That two-way dialogue between official and citizen complicates the equation by humanizing the people responsible for Ximei’s challenges. While Ai talks about the government’s impact on him as if it were an invisible menace, in “Stay Home!” Ai finds a human element in the authorities through a jovial middleman who’s tasked with tracking Ximei’s every move. He insists it’s a more complicated picture. “The government isn’t impotent,” he says, claiming that his job is to present Ximei’s needs to the authorities so they can provide for her. Ximei openly ribs her overseer for his ineffectual role in her life. “Film it!” she blurts out after teasing him for the camera. “It’s the government’s image.”
That assertion results in a more sophisticated portrait than anything visible from Ai’s privilege spot in his studio, the main set piece for both “Never Sorry” and “The Fake Case.” Ximei’s rambunctiousness also leads her pontificate on how new generations will deal with the same challenges, echoing Ai’s thoughts in “The Fake Case” about the burgeoning resistance to bureaucratic control among children of the eighties. In “Stay Home!,” it’s as if he’s speaking through her — the ultimate illustration of Ai’s activism come to life.

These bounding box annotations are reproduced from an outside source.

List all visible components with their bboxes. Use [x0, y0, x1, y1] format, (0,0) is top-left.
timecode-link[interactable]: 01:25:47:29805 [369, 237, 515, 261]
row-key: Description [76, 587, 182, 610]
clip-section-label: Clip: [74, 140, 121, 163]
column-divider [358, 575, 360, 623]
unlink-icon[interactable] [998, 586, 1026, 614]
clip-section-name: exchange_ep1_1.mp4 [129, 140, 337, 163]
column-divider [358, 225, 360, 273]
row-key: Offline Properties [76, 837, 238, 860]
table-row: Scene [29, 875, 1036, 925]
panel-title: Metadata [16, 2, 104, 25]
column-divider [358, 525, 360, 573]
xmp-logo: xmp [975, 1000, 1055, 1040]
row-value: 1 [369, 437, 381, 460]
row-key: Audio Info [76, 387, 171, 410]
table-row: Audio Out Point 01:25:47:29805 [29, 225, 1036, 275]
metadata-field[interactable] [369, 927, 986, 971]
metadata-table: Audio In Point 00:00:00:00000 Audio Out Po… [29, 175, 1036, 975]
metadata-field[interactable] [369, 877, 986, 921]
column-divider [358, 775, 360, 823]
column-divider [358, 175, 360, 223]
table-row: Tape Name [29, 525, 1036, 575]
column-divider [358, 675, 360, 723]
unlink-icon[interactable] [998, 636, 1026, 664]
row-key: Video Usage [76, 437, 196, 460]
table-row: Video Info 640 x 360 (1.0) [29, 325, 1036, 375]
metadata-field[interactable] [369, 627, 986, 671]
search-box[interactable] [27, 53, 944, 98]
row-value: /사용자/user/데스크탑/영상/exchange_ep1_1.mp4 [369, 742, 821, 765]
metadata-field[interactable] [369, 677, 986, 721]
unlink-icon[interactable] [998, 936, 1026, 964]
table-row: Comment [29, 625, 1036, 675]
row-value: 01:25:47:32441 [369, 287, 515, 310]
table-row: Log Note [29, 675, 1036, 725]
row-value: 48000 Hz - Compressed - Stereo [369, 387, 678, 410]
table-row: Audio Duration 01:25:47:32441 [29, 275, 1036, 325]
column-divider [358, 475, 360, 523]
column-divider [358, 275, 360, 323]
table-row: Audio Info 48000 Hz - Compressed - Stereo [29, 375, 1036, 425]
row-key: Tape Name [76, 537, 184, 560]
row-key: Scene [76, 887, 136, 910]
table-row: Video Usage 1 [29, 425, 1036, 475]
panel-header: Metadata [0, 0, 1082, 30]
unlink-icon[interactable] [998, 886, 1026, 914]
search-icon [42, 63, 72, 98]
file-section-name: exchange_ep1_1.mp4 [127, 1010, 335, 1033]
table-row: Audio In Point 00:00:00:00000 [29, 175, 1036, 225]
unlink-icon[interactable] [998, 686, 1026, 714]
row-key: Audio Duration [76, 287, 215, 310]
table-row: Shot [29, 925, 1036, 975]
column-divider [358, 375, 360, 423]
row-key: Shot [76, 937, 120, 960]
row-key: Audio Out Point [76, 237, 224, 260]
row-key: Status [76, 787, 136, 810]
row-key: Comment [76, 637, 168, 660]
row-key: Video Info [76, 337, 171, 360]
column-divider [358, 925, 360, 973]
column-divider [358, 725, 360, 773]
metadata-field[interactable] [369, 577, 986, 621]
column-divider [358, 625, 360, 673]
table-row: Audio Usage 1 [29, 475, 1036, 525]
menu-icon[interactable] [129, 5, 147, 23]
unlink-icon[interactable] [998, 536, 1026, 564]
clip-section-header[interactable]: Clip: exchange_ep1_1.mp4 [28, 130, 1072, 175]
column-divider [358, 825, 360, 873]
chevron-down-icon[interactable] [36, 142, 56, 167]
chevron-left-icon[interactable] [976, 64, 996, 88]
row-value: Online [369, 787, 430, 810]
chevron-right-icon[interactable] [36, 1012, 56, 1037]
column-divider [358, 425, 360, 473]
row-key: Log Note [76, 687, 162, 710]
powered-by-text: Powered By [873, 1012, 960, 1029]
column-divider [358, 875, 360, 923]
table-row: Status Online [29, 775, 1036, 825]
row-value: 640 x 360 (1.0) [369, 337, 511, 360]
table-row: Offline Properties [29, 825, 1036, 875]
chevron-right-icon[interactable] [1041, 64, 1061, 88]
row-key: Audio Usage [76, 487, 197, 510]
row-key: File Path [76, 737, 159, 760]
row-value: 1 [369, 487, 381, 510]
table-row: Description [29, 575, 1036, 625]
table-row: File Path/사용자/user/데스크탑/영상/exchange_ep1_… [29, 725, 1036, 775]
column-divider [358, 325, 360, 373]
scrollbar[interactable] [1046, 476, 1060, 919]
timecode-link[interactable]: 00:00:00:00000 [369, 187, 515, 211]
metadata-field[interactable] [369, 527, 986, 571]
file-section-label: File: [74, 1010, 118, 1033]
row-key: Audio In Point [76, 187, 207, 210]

Both “The Fake Case” and “Stay Home!” end in song, though “The Fake Case” uses music to further the spectacle of its subject and Ai applies the device as a means of digging deeper into the life of his character. “The Fake Case” concludes with the absurdist image of Ai taking a shower (a visual he offers up to a needy reporter eager to land an exclusive interview) set to a brassy version of “You Know How I Feel.” In the climactic moments of “Stay Home!,” Ai tracks his subject as she wanders through a lush forest, while the sounds of her Christian friends chanting a prayer for her survival underscores the tension between her state of isolation and the thread of hope that keeps her going.
It’s a remarkable juxtaposition with the way documentarians tend to frame Ai: While the conclusion of “The Fake Case” embodies the playful quality of Ai’s approach to his conundrum, the artist’s depiction of a far more troubled victim of the system has a delicacy that shrewdly embodies the paradoxes of contemporary Chinese society. As much as Ai makes an enticing figure of individual revolt against institutional persecution, he’s even better at finding it elsewhere.
“Ai Weiwei: The Fake Case”: B
“Stay Home!”: A-
HOW WILL THEY PLAY? “The Fake Case” should land a fair amount of festival play due to Ai’s elevated profile, but the recent release of “Never Sorry” may keep it from receiving a similarly major theatrical release, though it could find a welcome home in digital markets and television. “Stay Home!” faces a harder time gaining exposure, only poised to receive further attention if the wider documentary festival circuit makes an effort to keep it out there.